1. Country by Country Report Background

The OECD BEPS project brought Country-by-Country Report and was subsequently incorporated into the U.S. regulations. Specifically, BEPS Action 13 introduced the three pillars of transfer pricing documentation: Master File, Local Report, and Country-by-Country Report.  

Although the US did not incorporate the first two since, according to its perspective, the same information these Reports required was requested by IRC 6662 Section, it did the Country-by-Country Report in its legislation in 2016. 

According to the regulations, taxpayers from parent companies of multinational groups with annual revenues of US$850 million or more must complete Form 8975, attaching “Schedules A.” These documents require further tax information related to the location of the economic activity, taxes paid and the global distribution of income. 
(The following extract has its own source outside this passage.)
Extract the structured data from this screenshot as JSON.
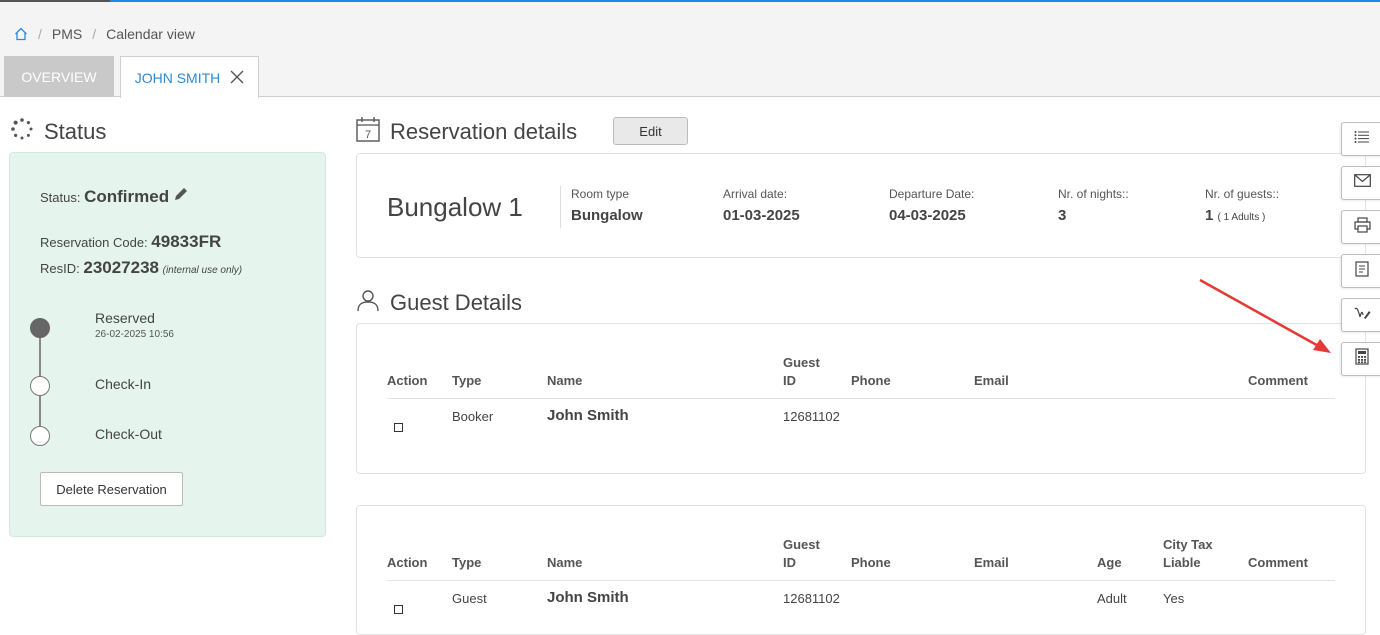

2. Potential transfer pricing risks

According to the Circular, the Country-by-Country Report identifies potential transfer pricing risks. Before an audit, the IRS can use this report to determine whether a tax return has risk indicators. Once the audit is initiated, the IRS can use it to assess the transfer pricing risk of related party transactions. 

In addition, the Circular states that IRS personnel can assess the risk factors through the Country-by-Country Report. Moreover, it contains specific information on these factors to help taxpayers perform a self-assessment. 

3. Can the IRS audit the Country-by-Country Report?

No. The Circular states that the staff should not audit Country-by-Country reports or request taxpayers to adjust prices on the Return. However, the Circular can request the taxpayer to retain the information presented in such Report and orders IRS auditors to request this information when appropriate.   

In addition, it reminds these auditors to consider applying penalties if there is inaccurate or erroneous information in the Country-by-Country Report, which is contradictory since the IRS cannot audit this Report.